Nella provincia di Ancona è nascosto un gioiello
L’anfiteatro romano di Suasa è situato ai limiti del pendio collinare che cingeva a oriente la città, asservito dalla viabilità che tagliava ortogonalmente quella principale a nord del Foro. Si trovava al margine di un settore della città occupato da complessi pubblici e privati di elevato tenore architettonico: Foro, Domus dei Coiedii, Teatro.
Di forma elittica è per dimensioni uno dei maggiori delle marche: asse maggiore 98,7 m. (333 piedi); asse minore 77,2 m. (260 piedi). La sua imponenza ne ha garantito da sempre la riconoscibilità ed è forse il solo monumento di Suasa che da sempre è stato visibile, anche quando la città dopo l’abbandono si era interrata.
Dai primi anni sessanta del novecento la Soprintendenza per i Beni Archeologici delle Marche effettua con regolarità campagne di scavo e di restauro che stanno via via restituendo la piena riconoscibilità al monumento. Per la costruzione dell’anfiteatro si è sfruttata, almeno per il settore orientale, il naturale pendio collinare su cui giace, sfruttandolo come appoggio per le gradinate.

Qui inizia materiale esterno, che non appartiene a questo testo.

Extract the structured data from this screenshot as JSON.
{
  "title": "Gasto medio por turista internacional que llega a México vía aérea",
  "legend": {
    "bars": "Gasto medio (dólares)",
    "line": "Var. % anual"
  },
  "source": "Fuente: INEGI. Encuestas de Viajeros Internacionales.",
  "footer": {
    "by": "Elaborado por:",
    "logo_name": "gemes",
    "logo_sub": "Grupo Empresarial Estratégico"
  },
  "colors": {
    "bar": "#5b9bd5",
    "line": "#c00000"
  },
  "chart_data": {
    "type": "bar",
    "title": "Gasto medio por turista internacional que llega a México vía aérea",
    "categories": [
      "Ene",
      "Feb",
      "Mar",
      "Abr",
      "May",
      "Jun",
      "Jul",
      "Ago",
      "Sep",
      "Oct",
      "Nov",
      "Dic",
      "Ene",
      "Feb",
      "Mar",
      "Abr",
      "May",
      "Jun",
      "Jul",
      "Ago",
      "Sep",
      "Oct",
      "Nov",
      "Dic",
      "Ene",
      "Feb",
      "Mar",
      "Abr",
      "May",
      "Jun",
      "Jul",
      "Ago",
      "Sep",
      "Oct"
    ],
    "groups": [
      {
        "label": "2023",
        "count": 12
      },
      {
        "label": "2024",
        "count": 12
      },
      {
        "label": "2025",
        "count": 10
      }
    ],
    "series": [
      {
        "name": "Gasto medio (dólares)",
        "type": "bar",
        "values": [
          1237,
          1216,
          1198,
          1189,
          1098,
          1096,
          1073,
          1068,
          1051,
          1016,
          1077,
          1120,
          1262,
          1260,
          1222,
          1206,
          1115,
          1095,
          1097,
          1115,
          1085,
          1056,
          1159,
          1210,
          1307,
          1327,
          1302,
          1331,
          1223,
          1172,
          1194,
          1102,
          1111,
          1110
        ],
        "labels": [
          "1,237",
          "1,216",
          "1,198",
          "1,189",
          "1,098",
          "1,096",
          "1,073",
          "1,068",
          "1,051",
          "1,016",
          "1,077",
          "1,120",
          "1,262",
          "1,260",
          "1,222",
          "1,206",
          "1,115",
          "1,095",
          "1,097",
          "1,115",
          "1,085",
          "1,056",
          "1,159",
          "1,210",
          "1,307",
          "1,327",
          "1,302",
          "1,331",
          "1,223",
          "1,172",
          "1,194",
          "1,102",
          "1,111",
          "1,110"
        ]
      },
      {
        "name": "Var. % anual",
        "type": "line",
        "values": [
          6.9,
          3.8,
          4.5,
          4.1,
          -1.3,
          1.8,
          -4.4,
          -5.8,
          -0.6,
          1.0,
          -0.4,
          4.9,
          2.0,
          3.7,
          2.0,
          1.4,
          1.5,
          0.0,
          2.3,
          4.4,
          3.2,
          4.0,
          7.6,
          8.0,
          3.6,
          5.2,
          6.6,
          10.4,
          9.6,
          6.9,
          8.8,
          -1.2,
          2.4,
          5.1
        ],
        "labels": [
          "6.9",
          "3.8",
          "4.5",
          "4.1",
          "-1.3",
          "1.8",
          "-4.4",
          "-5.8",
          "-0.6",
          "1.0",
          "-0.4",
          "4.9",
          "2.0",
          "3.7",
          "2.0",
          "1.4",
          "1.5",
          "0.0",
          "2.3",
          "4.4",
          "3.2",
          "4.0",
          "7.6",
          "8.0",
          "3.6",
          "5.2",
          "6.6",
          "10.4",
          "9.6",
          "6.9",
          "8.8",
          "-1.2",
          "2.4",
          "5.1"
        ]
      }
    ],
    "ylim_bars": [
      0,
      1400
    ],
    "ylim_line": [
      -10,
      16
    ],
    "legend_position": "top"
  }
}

L’anfiteatro aveva otto accessi (vomitoria) che permettevano l’accesso all’arena (ingressi principali) e ai vari ordini di gradinate. Gli ingressi erano coperti da volte di cui restano ampie testimonianze e i due principali, posti all’estremità dell’asse lungo, erano costituiti da una galleria principale affiancata da due laterali più strette. Di particolare interesse è la soglia ben conservata tra l’ingresso principale meridionale e l’arena, così come il sistema di gradinate di accesso al corridoio posto sul podio.
La vasta spianata ellittica dell’arena era cinta da un alto podio realizzato con una cortina di filari di laterizi alternati a filari di blocchetti di calcare locale bianco e rosa la cui sommità è occupata da un corridoio pavimentato con lastre di calcare bianco.
Al di sopra si conservano ampi tratti dell’ ima cavea, il primo giro di gradinate, formata da tre gradini-sedili rivestiti di calcare, alle spalle dell’ultimo gradino c’era la praecinctio, uno spazio che delimitava l’ ima cavea dalla media cavea, quest’ultima cinta da un basso muretto rivestito di lastre calcaree, raggiungibile con scalette a gradini lapidei.
Nella media cavea mancano tracce di gradinate in muratura, è probabile dunque che fossero costruite in legno appoggiate in parte sul terrapieno di riempimento (lato occidentale) o direttamente sulla scarpata di scavo (lato orientale). Anche l’ultimo ordine della gradinata, la summa cavea, doveva essere costruita in legno.
Anche quest’anno riparte la campagna nazionale de “i luoghi del cuore del FAI” che consente a tutti di votare via web i luoghi di maggiore interesse storico e culturale a cui sono più legati perché ricevano dei fondi per ritrovare il loro antico splendore, proprio come è successo all’anfiteatro di Suasa, altro luoghi dell’immenso patrimonio artistico del bel paese potranno ricevere fondi per la ricostruzione e le opere di manutenzione straordinaria.